In this sense, the precarity and waste in the food system is mirrored in both production and consumption. The current system offers stability only for a handful in the nexus of relationships — for many it offers a combination of economic instability and ill-health by being enthralled to a vast corporate machine or faced with the over-consumption of highly-processed, nutritionally-dubious foodstuffs.
Who Feeds Us?
One of the problems with changing food systems is we are locked into a series of myths about abundance. The 24 hour supermarkets and the idea of a-seasonal food – you can have anything anytime from anywhere – is it perpetuates the idea that food is just on-stream at all times. This worldview feeds-in to the idea of the land and sea as places just to be endlessly plundered as if they are inexhaustible. Our massive over-consumption of meat and dairy, our massive over-exploitation of the seas and the subsequent carbon cost and biodiversity loss tells us this isn’t viable. But the idea that the corporate food system is benevolent is still deeply embedded with us.
We are told that corporations are the creators of food, the providers of security and the harbingers of future abundance, but this is a toxic myth worth dispelling. As Vandana Shiva wrote in her recent book Who Really Feeds the World?:
“Women, who are the primary growers and providers of food, nutrition, and nourishment in societies across the world, have evolved agriculture. Most farmers in the world are women, and most girls are future farmers: they learn the skills and knowledge of farming in fields and in farms. Women-centered food systems are based on sharing and caring, and on conservation and well-being. What is grown on farms determines whose livelihoods are secured, what is eaten, how much is eaten, and by whom it is eaten. Women’s food is diverse and sustaining, and when women control the food system, everyone gets their fair share to eat. Women are the world’s biodiversity experts, nutritional experts, and the economists who know how to produce more using less. Women make the most significant contributions to food security by producing more than half the world’s food and by providing more than 80 percent of the food needs of food-insecure households and regions.”
So our emergent food system, fighting against gigantism and vested interests has three dynamics in interplay with each other: soil, democracy and creativity combining to produce new models and ways of working. As Vandana Shiva writes: ‘While women manage and produce diversity, the dominant paradigm of agriculture promotes monocultures under the false tenet that monocultures produce more.’

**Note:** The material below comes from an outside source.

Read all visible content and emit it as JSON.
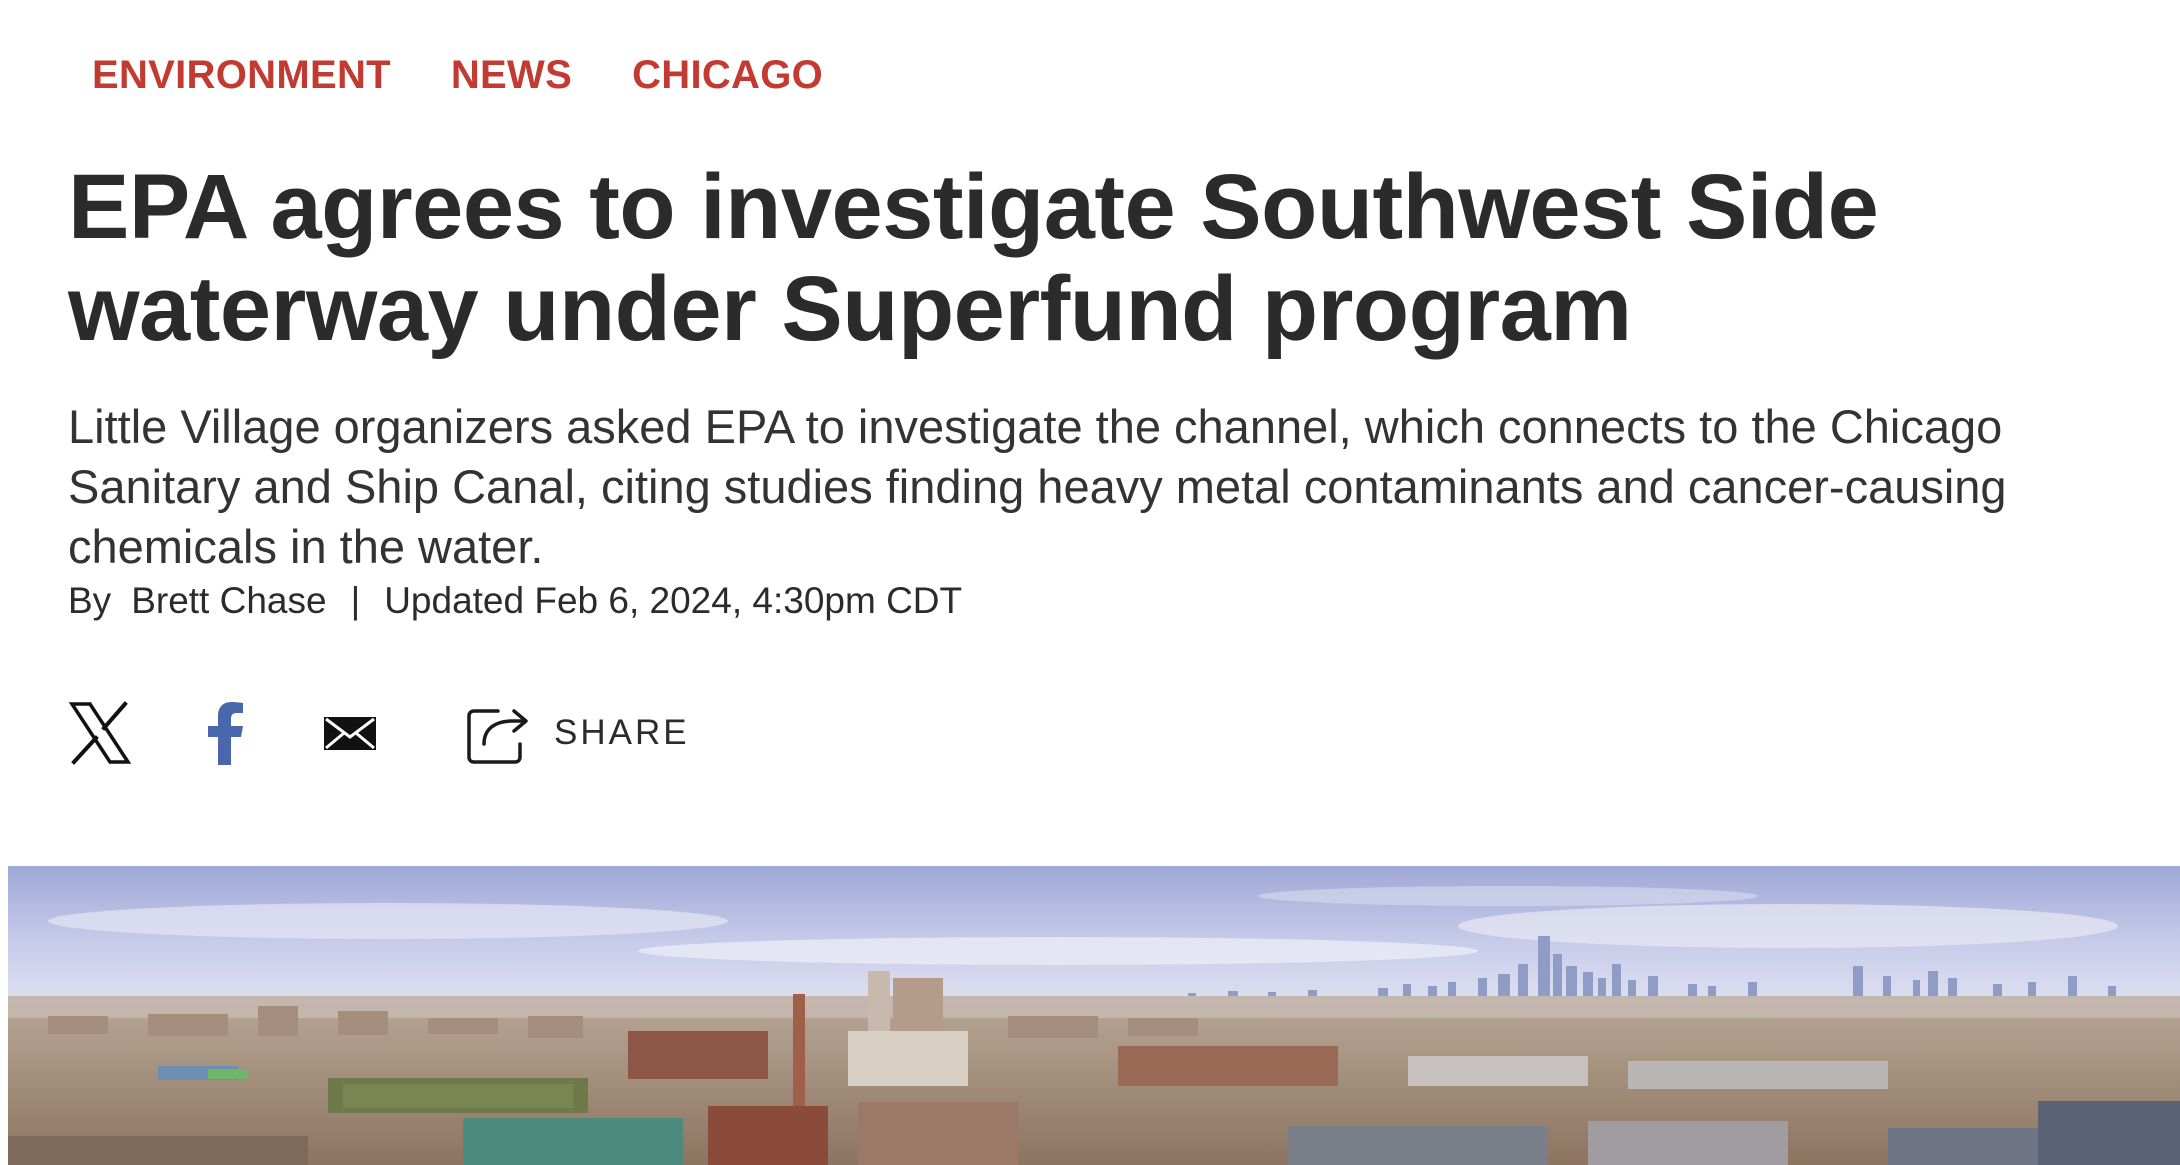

This urge for productivism, a force of top-down technocratic control of the commons is a nightmare worth resisting. What does a sustainable food system look like? It looks like the opposite of that. Diversity versus monoculture, small-scale and multi-varied rather than a one-dimensional food system.
We are all suffering from what Wendell Berry has called ‘cultural amnesia’:
“The ideal industrial food consumer would be strapped to a table with a tube running from the food factory directly into his or her stomach. Perhaps I exaggerate, but not by much. The industrial eater is, in fact, one who does not know that eating is an agricultural act, who no longer knows or imagines the connections between eating and the land, and who is therefore necessarily passive and uncritical — in short, a victim. When food, in the minds of eaters, is no longer associated with farming and with the land, then the eaters are suffering a kind of cultural amnesia that is misleading and dangerous.”
So the first act of creating this sustainable food system, what we can call a ‘restorative practice’, is to remember. This act of remembering is to cast off the dead hand of corporate food which serves up swill for profit. It is not the octopus that is reduced, it us.